Page:Les œuvres libres - volume 1, 1921.djvu/87

La bibliothèque libre.
Le texte de cette page a été corrigé et est conforme au fac-similé.

— Voulez-vous me laisser rire ? — répliqua Germaine, tout court.

Et, l’autre allongeant une main, elle-même en allongea deux. Une poussée s’en suivit, puis une autre. Puis une chose. Puis une lutte, — furieuse, — féroce, — à corps perdu. — Une bataille…

XXII

Une bataille qui dura.

Grace Ashton avait d’abord voulu seulement passer son chemin, et franchir l’obstacle vivant que lui était Germaine Francheville. Mais celle-ci la repoussant très brutalement, des coups, tout de suite, s’en suivirent. Or, rien n’est si féroce qu’une femme dans ses combats, parce que rien n’est si maladroit à combattre. Au lieu de frapper à poings fermés, une femme frappe à griffes ouvertes. C’est ensemble moins efficace et plus malfaisant. Mesdames Ashton et Francheville s’étant fait réciproquement très mal, tout de suite, tout de suite leur bataille s’exaspéra.

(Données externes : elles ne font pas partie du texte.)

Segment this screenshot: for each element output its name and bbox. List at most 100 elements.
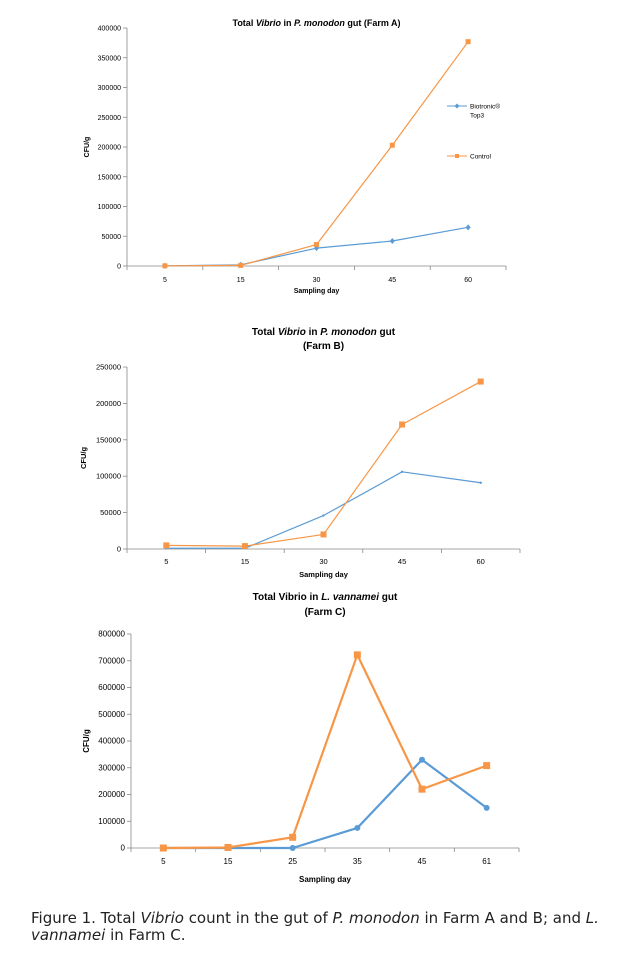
y-tick-label: 100000 (96, 472, 121, 481)
caption-part: in Farm C. (105, 926, 186, 944)
title-part: Total (252, 327, 278, 338)
x-tick-label: 25 (288, 857, 297, 866)
x-axis-label: Sampling day (294, 288, 340, 295)
chart-farm-b: Total Vibrio in P. monodon gut (Farm B) 0 5… (79, 327, 521, 579)
y-tick-label: 200000 (96, 399, 121, 408)
legend-label: Biotronic® (470, 103, 500, 111)
data-point (322, 514, 325, 517)
x-tick-label: 45 (418, 857, 427, 866)
legend-label: Top3 (470, 113, 484, 120)
x-axis-label: Sampling day (299, 875, 352, 884)
data-point (465, 39, 471, 45)
title-part: gut (379, 592, 398, 603)
y-tick-label: 300000 (98, 85, 121, 92)
x-tick-label: 61 (482, 857, 491, 866)
y-tick-label: 600000 (98, 683, 125, 692)
data-point (162, 263, 168, 269)
charts-canvas: Total Vibrio in P. monodon gut (Farm A) 0… (79, 18, 521, 884)
data-point (159, 844, 167, 852)
y-tick-label: 500000 (98, 710, 125, 719)
title-part: P. monodon (294, 18, 345, 28)
chart-farm-a: Total Vibrio in P. monodon gut (Farm A) 0… (84, 18, 507, 295)
y-axis-label: CFU/g (82, 729, 91, 753)
title-part: in (281, 18, 294, 28)
caption-part: count in the gut of (183, 909, 333, 927)
y-tick-label: 100000 (98, 204, 121, 211)
data-point (389, 142, 395, 148)
y-tick-label: 400000 (98, 26, 121, 33)
y-tick-label: 400000 (98, 737, 125, 746)
data-point (320, 531, 327, 538)
y-axis-label: CFU/g (79, 447, 88, 469)
chart-farm-c: Total Vibrio in L. vannamei gut (Farm C) 0… (82, 592, 520, 884)
y-tick-label: 50000 (102, 234, 122, 241)
series-line (163, 758, 488, 850)
data-point (163, 542, 170, 549)
x-tick-label: 60 (464, 277, 472, 284)
y-tick-label: 150000 (98, 174, 121, 181)
y-tick-label: 0 (121, 844, 126, 853)
x-tick-label: 5 (161, 857, 166, 866)
data-point (483, 804, 490, 811)
title-part: Total (232, 18, 255, 28)
legend-marker (454, 103, 460, 109)
x-tick-label: 60 (477, 557, 485, 566)
legend-marker (455, 154, 459, 158)
data-point (224, 843, 232, 851)
x-tick-label: 5 (163, 277, 167, 284)
caption-part: L. vannamei (31, 909, 599, 944)
y-tick-label: 250000 (98, 115, 121, 122)
chart-title: Total Vibrio in L. vannamei gut (253, 592, 398, 603)
caption-part: Vibrio (140, 909, 184, 927)
chart-subtitle: (Farm C) (304, 607, 345, 618)
data-point (241, 543, 248, 550)
x-tick-label: 15 (237, 277, 245, 284)
y-tick-label: 200000 (98, 145, 121, 152)
x-tick-label: 15 (241, 557, 249, 566)
caption-part: in Farm A and B; and (419, 909, 586, 927)
legend-label: Control (470, 154, 492, 161)
caption-part: Figure 1. Total (31, 909, 141, 927)
series-line (163, 653, 488, 850)
title-part: in (306, 327, 320, 338)
title-part: Vibrio (278, 327, 306, 338)
y-tick-label: 150000 (96, 435, 121, 444)
figure-caption: Figure 1. Total Vibrio count in the gut … (31, 910, 601, 944)
data-point (289, 845, 296, 851)
data-point (465, 224, 471, 231)
x-tick-label: 5 (164, 557, 168, 566)
y-tick-label: 250000 (96, 363, 121, 372)
data-point (483, 762, 491, 770)
y-tick-label: 700000 (98, 656, 125, 665)
y-tick-label: 200000 (98, 790, 125, 799)
data-point (400, 470, 404, 474)
y-tick-label: 0 (117, 545, 121, 554)
x-tick-label: 45 (398, 557, 406, 566)
y-tick-label: 100000 (98, 817, 125, 826)
y-tick-label: 300000 (98, 763, 125, 772)
data-point (314, 242, 319, 248)
data-point (389, 238, 395, 245)
chart-title: Total Vibrio in P. monodon gut (252, 327, 396, 338)
x-axis-label: Sampling day (299, 570, 349, 579)
data-point (419, 756, 425, 763)
title-part: P. monodon (320, 327, 376, 338)
data-point (418, 785, 426, 793)
data-point (238, 262, 244, 268)
y-tick-label: 350000 (98, 55, 121, 62)
y-tick-label: 800000 (98, 630, 125, 639)
title-part: Vibrio (256, 18, 282, 28)
x-tick-label: 30 (313, 277, 321, 284)
data-point (354, 824, 361, 831)
y-tick-label: 50000 (100, 508, 121, 517)
caption-part: P. monodon (332, 909, 420, 927)
y-axis-label: CFU/g (84, 137, 91, 158)
title-part: L. vannamei (321, 592, 379, 603)
title-part: gut (377, 327, 396, 338)
title-part: Total Vibrio in (253, 592, 322, 603)
data-point (479, 481, 482, 484)
chart-subtitle: (Farm B) (303, 341, 344, 352)
x-tick-label: 35 (353, 857, 362, 866)
data-point (353, 651, 361, 659)
series-line (166, 381, 481, 547)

En vérité, pour la décrire, c’est Homère qu’il faudrait.

L’une chancela. L’autre tomba. Celle-ci égratigna celle-là. Celle-là échevela celle-ci. Toison brune et toison blonde se mêlèrent. Cependant que les deux bouches, rose-blond, rose-brun, si différentes, et pourtant si également charmantes, échangeaient des injures dont une poissarde se fût d’abord offusquée.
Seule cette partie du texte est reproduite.